Sister: “When I took him for a walk earlier… I swear I stopped him as soon as I could, but…”

Me: “What did he eat?”

Sister: “Some other dog’s poop.”

Me: *leaving the dishes* “Okay, this is now officially your mess to clean up. Excuse me while I go throw up.”

(I wish I could say she was more careful with the magnet after that, but she was not. At least I learned to always check if the dishes are actually clean.)

Someone Needs To Write These Books

, , , , | Right | August 23, 2017

Me: “Thank you for calling [Store]. This is [My Name]. How may I help you?”

Woman: *who sounds like a little old lady* “Hi, [My Name], do you have fitness books?”

Me: “Yes, we do!”

Woman: “Can you look up some titles for me?”

Me: “Sure!”

Woman: “The first is called ‘Call Me Miss Shapely Legs.’ Now, [My Name], please repeat that back to me so I know you have it right.”

Me: *puzzled by the odd title, but repeats it*

Woman: “You’re not speaking directly into the phone. Repeat it again, please.”

Me: *repeats it again, at this point still feeling sympathetic, thinking the woman is hard of hearing* “I’m sorry, ma’am, nothing comes up for it.”

Woman: “Really? Nothing? Why is that?”

Me: “Because we can’t get it in. It might be an older book, or out of print.”

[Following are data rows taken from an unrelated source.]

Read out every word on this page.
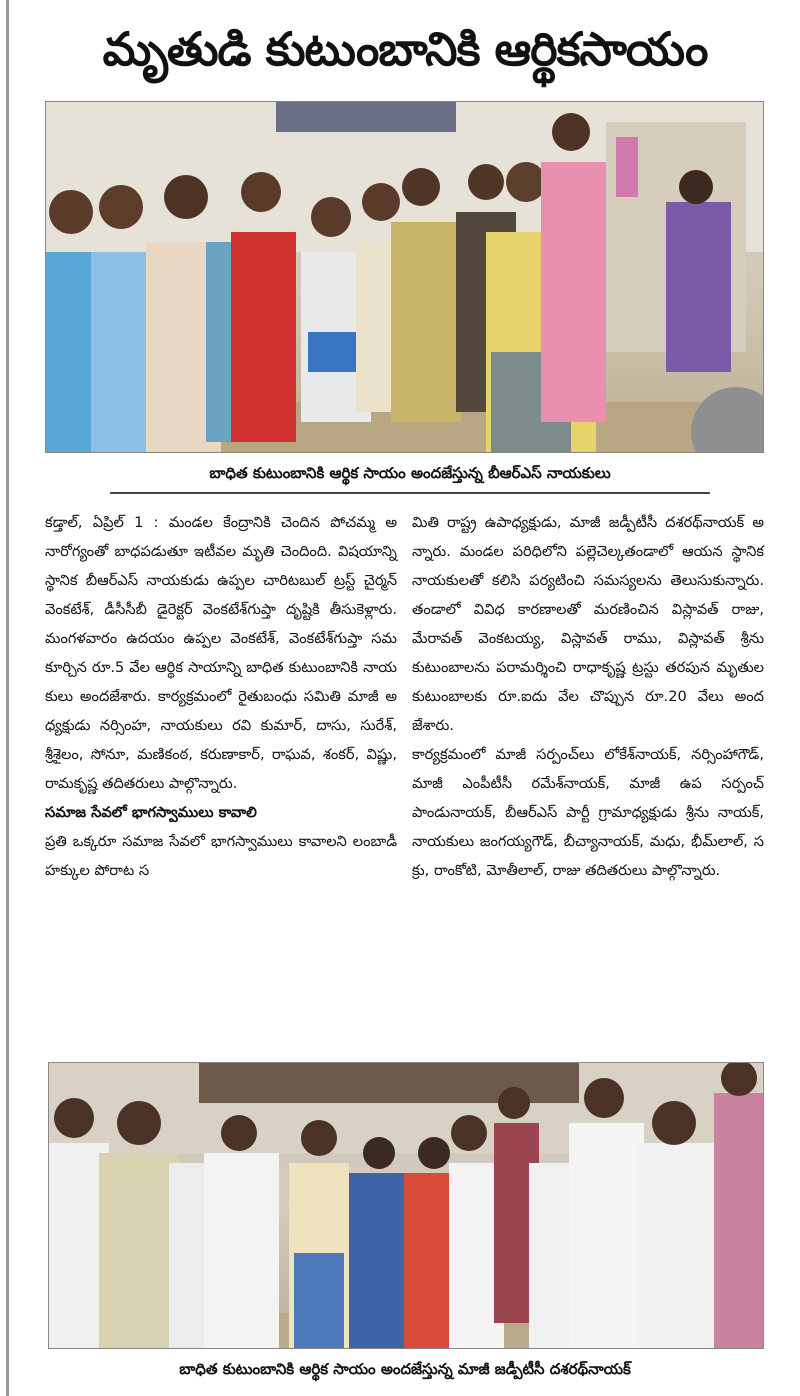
మృతుడి కుటుంబానికి ఆర్థికసాయం
బాధిత కుటుంబానికి ఆర్థిక సాయం అందజేస్తున్న బీఆర్ఎస్ నాయకులు

కడ్తాల్, ఏప్రిల్ 1 : మండల కేంద్రానికి చెందిన పోచమ్మ అనారోగ్యంతో బాధపడుతూ ఇటీవల మృతి చెందింది. విషయాన్ని స్థానిక బీఆర్ఎస్ నాయకుడు ఉప్పల చారిటబుల్ ట్రస్ట్ చైర్మన్ వెంకటేశ్, డీసీసీబీ డైరెక్టర్ వెంకటేశ్‌గుప్తా దృష్టికి తీసుకెళ్లారు. మంగళవారం ఉదయం ఉప్పల వెంకటేశ్, వెంకటేశ్‌గుప్తా సమకూర్చిన రూ.5 వేల ఆర్థిక సాయాన్ని బాధిత కుటుంబానికి నాయకులు అందజేశారు. కార్యక్రమంలో రైతుబంధు సమితి మాజీ అధ్యక్షుడు నర్సింహ, నాయకులు రవి కుమార్, దాసు, సురేశ్, శ్రీశైలం, సోనూ, మణికంఠ, కరుణాకార్, రాఘవ, శంకర్, విష్ణు, రామకృష్ణ తదితరులు పాల్గొన్నారు.

సమాజ సేవలో భాగస్వాములు కావాలి

ప్రతి ఒక్కరూ సమాజ సేవలో భాగస్వాములు కావాలని లంబాడీ హక్కుల పోరాట స

మితి రాష్ట్ర ఉపాధ్యక్షుడు, మాజీ జడ్పీటీసీ దశరథ్‌నాయక్ అన్నారు. మండల పరిధిలోని పల్లెచెల్కతండాలో ఆయన స్థానిక నాయకులతో కలిసి పర్యటించి సమస్యలను తెలుసుకున్నారు. తండాలో వివిధ కారణాలతో మరణించిన విస్లావత్ రాజు, మేరావత్ వెంకటయ్య, విస్లావత్ రాము, విస్లావత్ శ్రీను కుటుంబాలను పరామర్శించి రాధాకృష్ణ ట్రస్టు తరపున మృతుల కుటుంబాలకు రూ.ఐదు వేల చొప్పున రూ.20 వేలు అందజేశారు.

కార్యక్రమంలో మాజీ సర్పంచ్‌లు లోకేశ్‌నాయక్, నర్సింహాగౌడ్, మాజీ ఎంపీటీసీ రమేశ్‌నాయక్, మాజీ ఉప సర్పంచ్ పాండునాయక్, బీఆర్ఎస్ పార్టీ గ్రామాధ్యక్షుడు శ్రీను నాయక్, నాయకులు జంగయ్యగౌడ్, బీచ్యానాయక్, మధు, భీమ్‌లాల్, సక్రు, రాంకోటి, మోతీలాల్, రాజు తదితరులు పాల్గొన్నారు.

బాధిత కుటుంబానికి ఆర్థిక సాయం అందజేస్తున్న మాజీ జడ్పీటీసీ దశరథ్‌నాయక్
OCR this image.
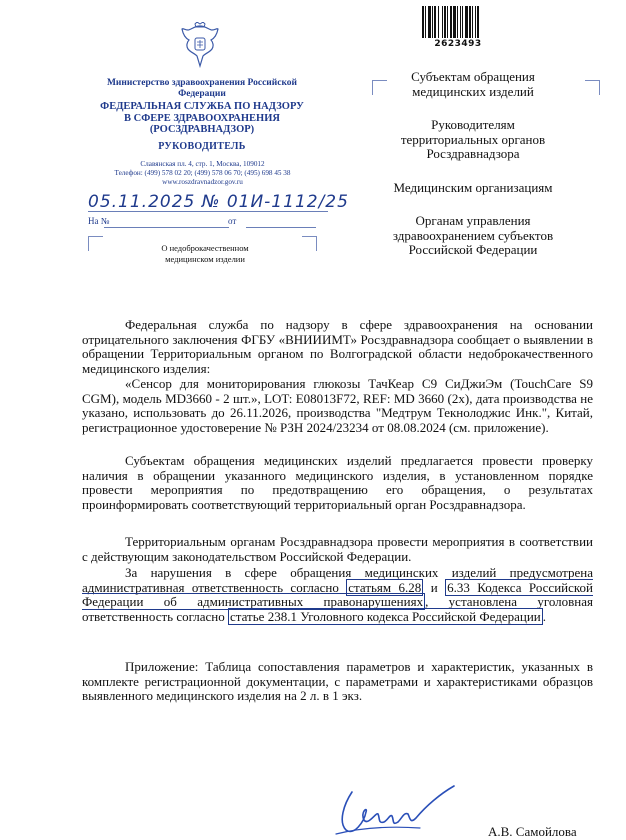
Министерство здравоохранения Российской Федерации
ФЕДЕРАЛЬНАЯ СЛУЖБА ПО НАДЗОРУ
В СФЕРЕ ЗДРАВООХРАНЕНИЯ
(РОСЗДРАВНАДЗОР)
РУКОВОДИТЕЛЬ
Славянская пл. 4, стр. 1, Москва, 109012
Телефон: (499) 578 02 20; (499) 578 06 70; (495) 698 45 38
www.roszdravnadzor.gov.ru
05.11.2025 № 01И-1112/25
На №	от
О недоброкачественном
медицинском изделии
2623493
Субъектам обращения
медицинских изделий
Руководителям
территориальных органов
Росздравнадзора
Медицинским организациям
Органам управления
здравоохранением субъектов
Российской Федерации
Федеральная служба по надзору в сфере здравоохранения на основании отрицательного заключения ФГБУ «ВНИИИМТ» Росздравнадзора сообщает о выявлении в обращении Территориальным органом по Волгоградской области недоброкачественного медицинского изделия:
«Сенсор для мониторирования глюкозы ТачКеар С9 СиДжиЭм (TouchCare S9 CGM), модель MD3660 - 2 шт.», LOT: E08013F72, REF: MD 3660 (2x), дата производства не указано, использовать до 26.11.2026, производства "Медтрум Текнолоджис Инк.", Китай, регистрационное удостоверение № РЗН 2024/23234 от 08.08.2024 (см. приложение).
Субъектам обращения медицинских изделий предлагается провести проверку наличия в обращении указанного медицинского изделия, в установленном порядке провести мероприятия по предотвращению его обращения, о результатах проинформировать соответствующий территориальный орган Росздравнадзора.
Территориальным органам Росздравнадзора провести мероприятия в соответствии с действующим законодательством Российской Федерации.
За нарушения в сфере обращения медицинских изделий предусмотрена административная ответственность согласно статьям 6.28 и 6.33 Кодекса Российской Федерации об административных правонарушениях , установлена уголовная ответственность согласно статье 238.1 Уголовного кодекса Российской Федерации .
Приложение: Таблица сопоставления параметров и характеристик, указанных в комплекте регистрационной документации, с параметрами и характеристиками образцов выявленного медицинского изделия на 2 л. в 1 экз.
А.В. Самойлова
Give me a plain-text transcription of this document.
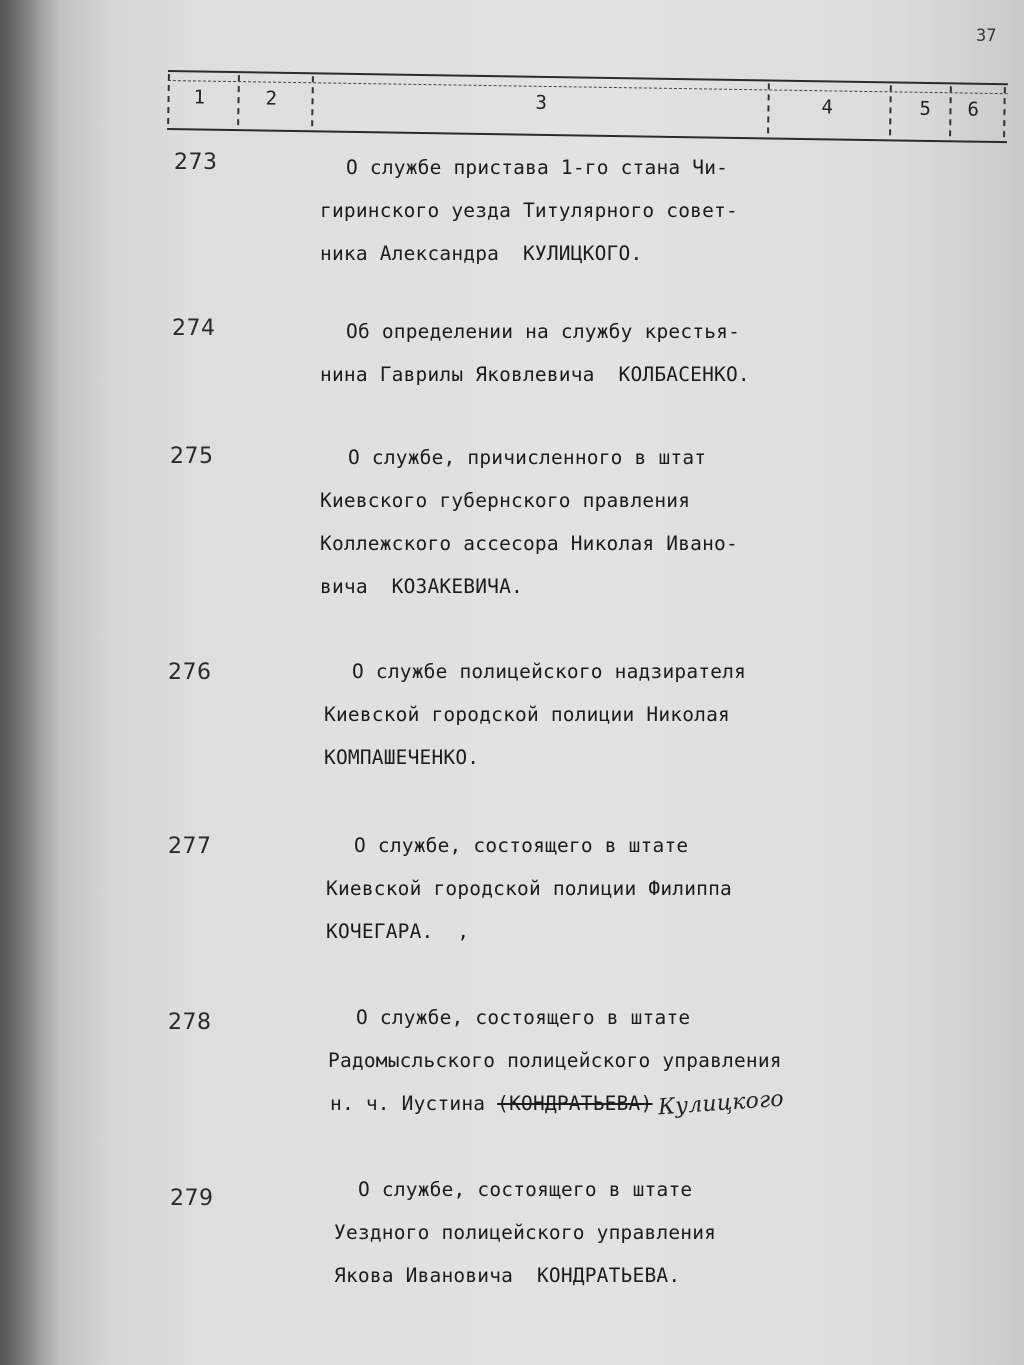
37
1	2	3	4	5 6
273	О службе пристава 1-го стана Чи-
гиринского уезда Титулярного совет-
ника Александра  КУЛИЦКОГО.
274	Об определении на службу крестья-
нина Гаврилы Яковлевича  КОЛБАСЕНКО.
275	О службе, причисленного в штат
Киевского губернского правления
Коллежского ассесора Николая Ивано-
вича  КОЗАКЕВИЧА.
276	О службе полицейского надзирателя
Киевской городской полиции Николая
КОМПАШЕЧЕНКО.
277	О службе, состоящего в штате
Киевской городской полиции Филиппа
КОЧЕГАРА.  ,
278	О службе, состоящего в штате
Радомысльского полицейского управления
н. ч. Иустина (КОНДРАТЬЕВА) Кулицкого
279	О службе, состоящего в штате
Уездного полицейского управления
Якова Ивановича  КОНДРАТЬЕВА.
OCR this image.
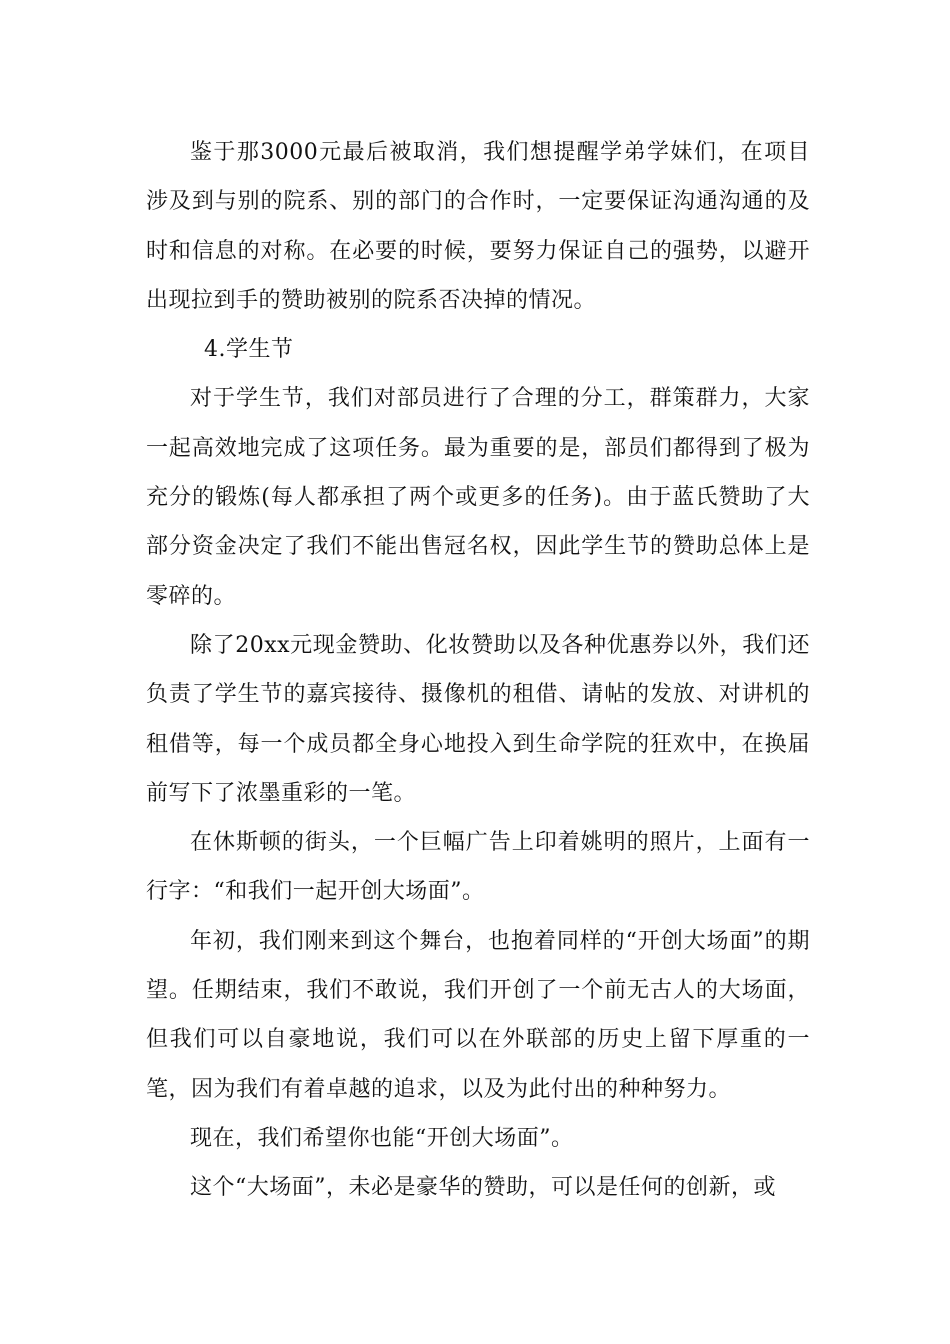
鉴于那3000元最后被取消，我们想提醒学弟学妹们，在项目涉及到与别的院系、别的部门的合作时，一定要保证沟通沟通的及时和信息的对称。在必要的时候，要努力保证自己的强势，以避开出现拉到手的赞助被别的院系否决掉的情况。

4.学生节

对于学生节，我们对部员进行了合理的分工，群策群力，大家一起高效地完成了这项任务。最为重要的是，部员们都得到了极为充分的锻炼(每人都承担了两个或更多的任务)。由于蓝氏赞助了大部分资金决定了我们不能出售冠名权，因此学生节的赞助总体上是零碎的。

除了20xx元现金赞助、化妆赞助以及各种优惠券以外，我们还负责了学生节的嘉宾接待、摄像机的租借、请帖的发放、对讲机的租借等，每一个成员都全身心地投入到生命学院的狂欢中，在换届前写下了浓墨重彩的一笔。

在休斯顿的街头，一个巨幅广告上印着姚明的照片，上面有一行字：“和我们一起开创大场面”。

年初，我们刚来到这个舞台，也抱着同样的“开创大场面”的期望。任期结束，我们不敢说，我们开创了一个前无古人的大场面，但我们可以自豪地说，我们可以在外联部的历史上留下厚重的一笔，因为我们有着卓越的追求，以及为此付出的种种努力。

现在，我们希望你也能“开创大场面”。

这个“大场面”，未必是豪华的赞助，可以是任何的创新，或
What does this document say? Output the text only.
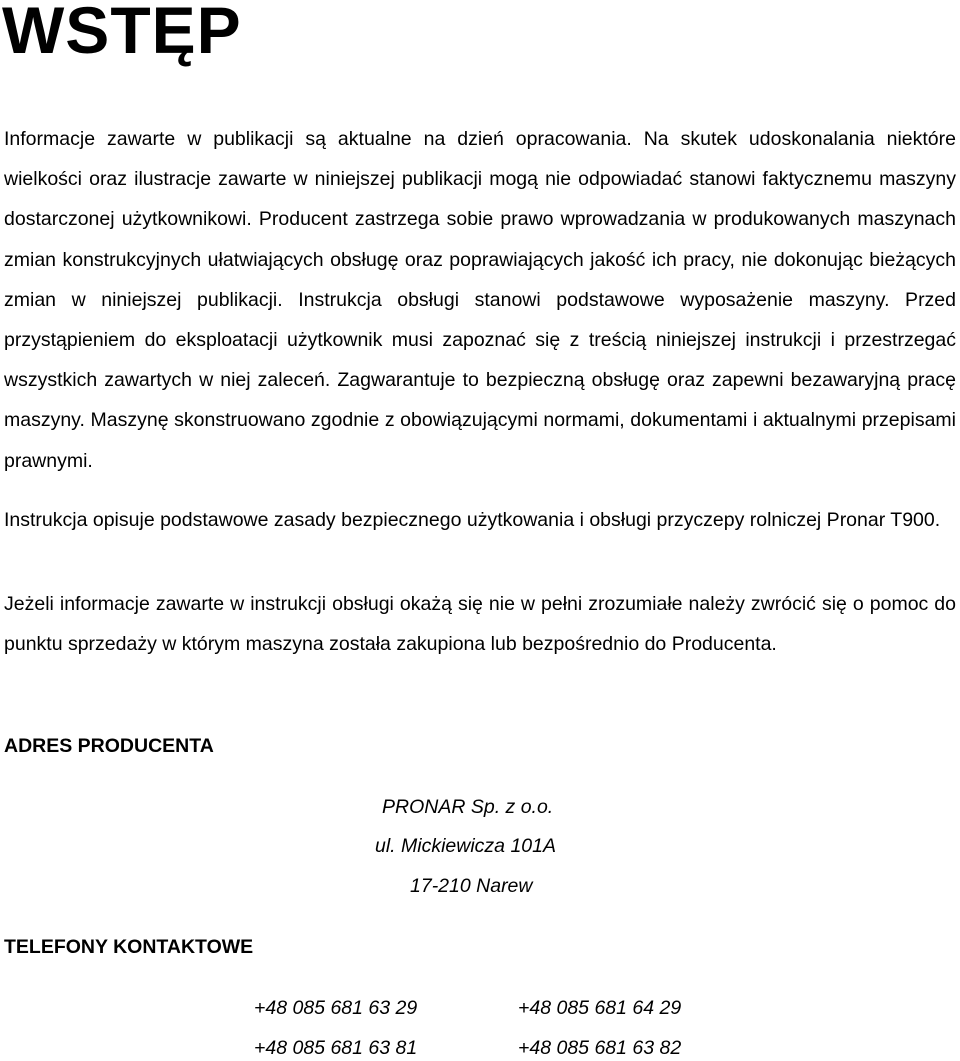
WSTĘP

Informacje zawarte w publikacji są aktualne na dzień opracowania. Na skutek udoskonalania niektóre wielkości oraz ilustracje zawarte w niniejszej publikacji mogą nie odpowiadać stanowi faktycznemu maszyny dostarczonej użytkownikowi. Producent zastrzega sobie prawo wprowadzania w produkowanych maszynach zmian konstrukcyjnych ułatwiających obsługę oraz poprawiających jakość ich pracy, nie dokonując bieżących zmian w niniejszej publikacji. Instrukcja obsługi stanowi podstawowe wyposażenie maszyny. Przed przystąpieniem do eksploatacji użytkownik musi zapoznać się z treścią niniejszej instrukcji i przestrzegać wszystkich zawartych w niej zaleceń. Zagwarantuje to bezpieczną obsługę oraz zapewni bezawaryjną pracę maszyny. Maszynę skonstruowano zgodnie z obowiązującymi normami, dokumentami i aktualnymi przepisami prawnymi.

Instrukcja opisuje podstawowe zasady bezpiecznego użytkowania i obsługi przyczepy rolniczej Pronar T900.

Jeżeli informacje zawarte w instrukcji obsługi okażą się nie w pełni zrozumiałe należy zwrócić się o pomoc do punktu sprzedaży w którym maszyna została zakupiona lub bezpośrednio do Producenta.

ADRES PRODUCENTA

PRONAR Sp. z o.o.

ul. Mickiewicza 101A

17-210 Narew

TELEFONY KONTAKTOWE

+48 085 681 63 29	+48 085 681 64 29

+48 085 681 63 81	+48 085 681 63 82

Woman: “That’s too bad, I can’t believe you can’t get it! Well, the next book is ‘We Made Love Now I Have to Kill You.’ [My Name], repeat that back to me so I know you have it right.”

Me: *says it back quietly, as there’s a line of customers standing right there and I feel somewhat embarrassed saying this into the phone!*

Woman: “I can’t hear you. Speak up and repeat it again.”

Me: *repeats it more clearly*

Woman: “I still can’t hear you.”

Me: *practically shouts the title into the phone*

(Customers and coworkers at the counter are all staring at me and snickering. Lo and behold, this book doesn’t come up either.)

Woman: “Okay, [My Name], how about ‘I Have the Strength of 10,000 Muscular Women.’ Now [My Name], repeat that title back to me please so I know you have it right.”

Me: *gritting teeth, repeats it*

Woman: “You’re not speaking into the phone!”

Me: *convinced I’m being pranked at this point* “‘I. HAVE. THE. STRENGTH. OF. TEN. THOUSAND. MUSCULAR. WOMEN.’ I AM SPEAKING DIRECTLY INTO THE PHONE. NOTHING IS COMING UP IN THE COMPUTER FOR IT. WE DO NOT HAVE IT. I have to go. my boss is calling me.”

(My coworkers never let me live down that a little old lady prank called me.)